Cê mıno delalo şîn meverde

Cê mıno delalo
şîn meverde warê mı
Nê çê çênê, kê çênê, çena mına delalê
Çik meverde zeriya mı
Beni bırakmadı şarkı, bir şarkı. Bırakmıyor, yalnız bırakmıyor. Bırakmasın da zaten. O bana derdini döküyor, ben ona derdimi döküyorum bir haftadır. Bir haftadır bu böyle. Herhangi bir saatinde günün, sokakta, caddede, bir kafede ya da bir ofiste, her ne ise yaptığım o sırada, bırakıp orada, başladığım bir şeyi tamamlamadan bırakıp öylece, eve gidiyorum telaşla. Girer girmez tuşa basıyorum. Ne çok dert birikmiş?
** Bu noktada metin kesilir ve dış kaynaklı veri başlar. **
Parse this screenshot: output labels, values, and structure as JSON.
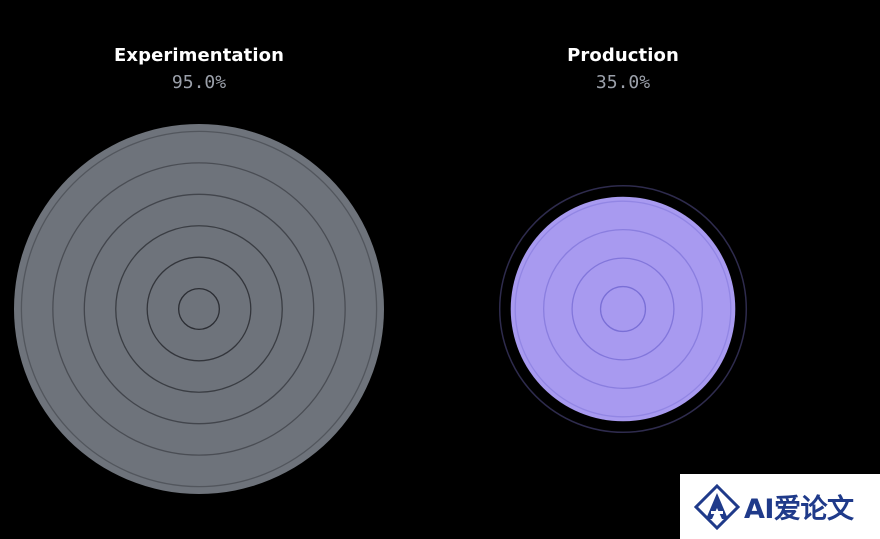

Be oğul, benim güzel oğlum
Ateş düşürme ocağıma
Be kızım, benim güzel kızım
Kor düşürme yüreğime
Bir göç hikâyesinin, Kürt halkının bir hazin hikâyesinin, Kürt halkının bir onur hikâyesinin açtığı, müzikle döşediği bir hacme ben de bütün dertlerimi, bütün acılarımı, hayatımın hazin hikâyesini, hayatımın ihtişamlı hikâyesini, iyi bir iz bırakmasını umduğum bu hikâyeyi yerleştiriyorum. Alıyor da, bir göç hikâyesi hemen hemen bütün ömrünü doğduğu kentte, İstanbul’da geçirmiş benim hikâyemi kapsıyor. Kucaklıyor, kabul ediyor.
Zora zora zora, zora
Ma vetime yi herdanê xora
Zora zora surgın kerdime
Ta suka Qonya
Bêziwan heni lal o kherr bime
Bêkes bêwayır bêciran bime
Bê sır o bêsıtar teyna mendime
Se vındime
CD çalar ‘repeat’ programına ayarlı, kaç yüzüncü kez çalıyor. Ve soruyorum kendime: Müzik mi bu kadar şefkatli olan, bir halkın mücadelesi mi? Hangisi? Ki beni böyle, bütün hasletlerim, erdemlerim ve hatalarımla kabul ediyor. Beni hiç yalnız bırakmıyor. Bir haftadır. Oysa arada neler oluyor, neler giriyor araya? Ama aynı şarkı.
Zorla, zorla, zorla, zor ile
Kopardılar toprağımızdan
Zorla gönderdiler sürgüne
Ta Konya iline
Sağır, dilsiz
Komşusuz, kimsesiz, çaresiz
Nasıl kalabilirdik
Araya hasret giriyor, araya buluşma, kana kana buluşmalar, araya rakı giriyor, bolca sigara, kudretimi hissettiğim anlar, aczimi hissettiğim anlar, yazılar, kitaplar, hayalkırıkları, kendimce zaferler, kendimce başarılar, hepsine eşlik ediyor aynı şarkı, aynı kavga. Nasıl da takıldım, takılmışım. Bütün derdimi, tasamı ve umudumu nasıl da bir halkın çilesine katmışım. Sanki onlar başarırsa, bende de kalmayacak dert, tasa. Bunu umuyorum sanki.
Vera tiji mıneta sodıri
Keremeta kıla adıri
Xusayısê Çemi Munzuri
Ayme xo viri
cirananê nıkay de haştime
Ra o rêçha xo vindi nêkeyme
Na herdê bımbareki sero Şit ra nato eştime
Böyle bir şarkı ile, böyle bir hikâye ile bireysel keder ve mutluluklarımı ilintilendirmemin, şimdi bir aşk şarkısı değil de, ‘Çenne’yi dinlememin nedenleri üzerine düşünüyorum. Ne sürgüne gittim ne herhangi bir ülkede sağır, dilsiz kaldım. Dillerini severek konuştuğum ülkelerde ya da kendi ülkemde olmayı tercih ettim hep. Ama işte kanepede, elimde sigara, kaçıncı kez Bajar, kaçıncı kez ‘Çenne’.
Güneşe karşı sabah duasını
Ateşin kutsallığını
Yaban hayatını, Munzur suyunu
Unutmadık asla
İzlerimizi kaybettirmeden
Tüm insanlıkla barış içinde
Bu kutsal topraklarda Şitten beri varız.
Bu hafta içinde bir kez daha anladım ki, öğreti evet, ideoloji evet, öfke evet, vicdan evet, ama bir kişisel hayat biraz da, hatta epeyce kendinden yola çıkarak yürüyor bir halka doğru, bir halktan umuyor ne umuyorsa işte.